Dance like everyone is watching

When it comes to the neuroheadset, the one specifically that exists in my life, there have been a number of questions. The most of them aren't remotely important to the work that I am doing, except as an exercise in explaining my role with increasingly efficiency, which has its own usefulness.

My role, which is primarily involved with validation of research, makes use of a neuroheadset that is not considered, by research standards, to be 'high resolution, state of the art equipment'. People question this, because there are bigger, better, and more bad-arse tools of choice roaming the halls of validation. The thing is, validation is difficult for a number of reasons, but probably the most frustrating thing is that most of the tools that we use for validation impact the results of that validation. Whether it is a camera, an audience or a state of the art neuroheadset wiring us for a better future, we are likely to perform to the camera, the audience or the headset. It becomes an invader in our environment, and the more unfamiliar it is, the more likely that we dance differently.

As technology pervades every corner of our existence, we adjust and it becomes a natural part of our environment. Not natural in that it grows on trees, but 'natural' under a definition that has not been co-opted by a specific agenda. This is where consumer grade electronics, as those electronics that exist at a price-point that is reasonable for people to purchase and use in their own homes, have the distinct advantage over The State of the Art.

If we can use the output from the camera in a $100 phone for rudimentary motion capture, that device becomes useful in gross motor skills training and assessment. You put that phone in the pocket of a competent athletics coach, you have less sports related injuries amongst adolescents. In the pocket of a competent physiotherapist or occupational therapist you reduce the longterm effects of prolonged injury or physical development issues.

Even though we dance differently for the device, it's familiar enough that we don't dance so differently. At the moment when we are rigged for neurovalidation, the duration of setup, number of trained professionals, geographical restriction and sheer size, complexity and alien nature of the 'device' all contribute to the way that we dance.

The neuroheadset that we are working with is high-end consumer grade electronics.

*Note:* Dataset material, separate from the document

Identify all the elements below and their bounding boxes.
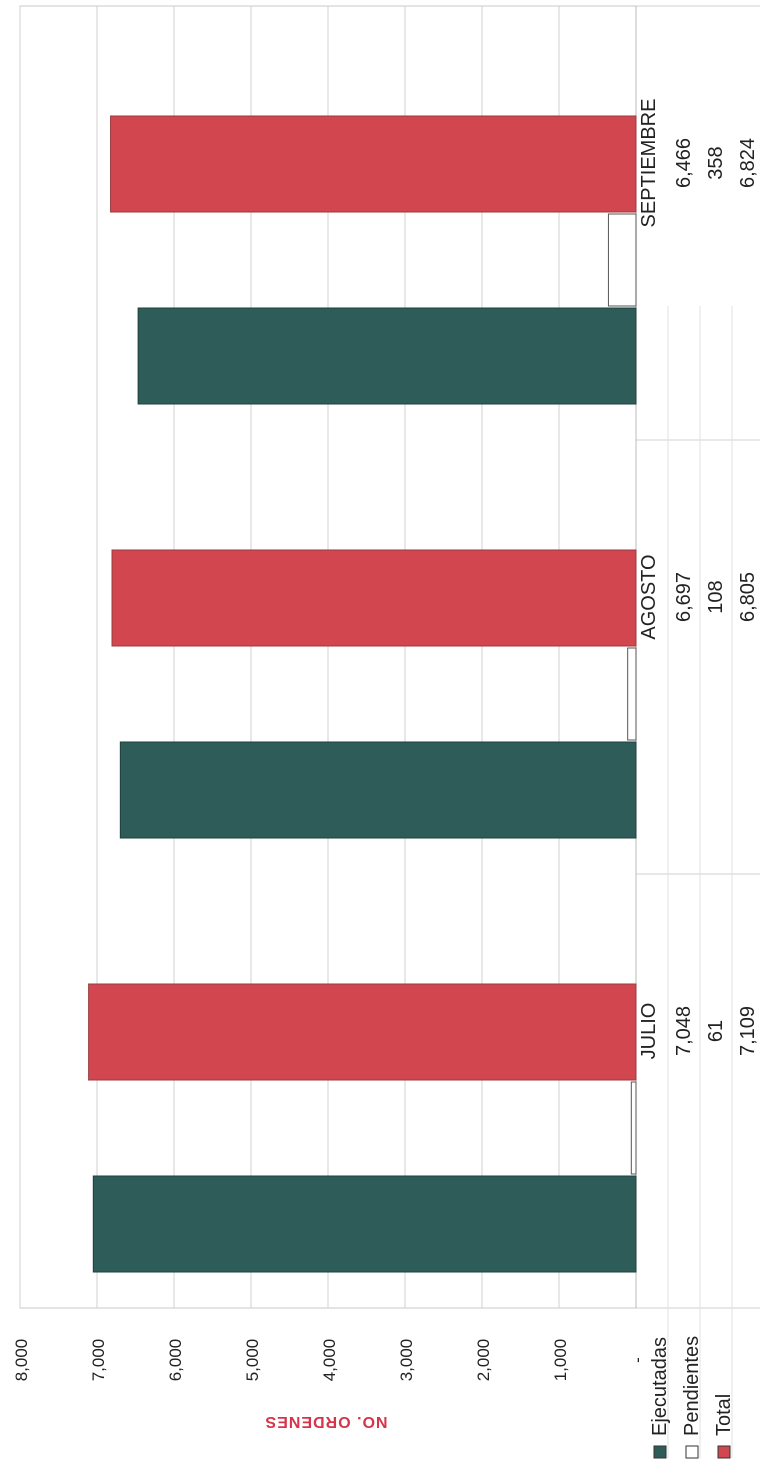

It isn't a $100 smartphone being handed out with basic contracts. Not yet. Emotiv are working on another model, that is lighter, cheaper, easier to use and maintain, and (above all else) looks even more like something that you might find sitting on someone's desk next to their headphones. This is a device that we will find incorporated into game design and adapted to monitor concentration, sleep, and relaxation levels. It, or something like it, will become a part of all of our futures, and then we can see how you dance.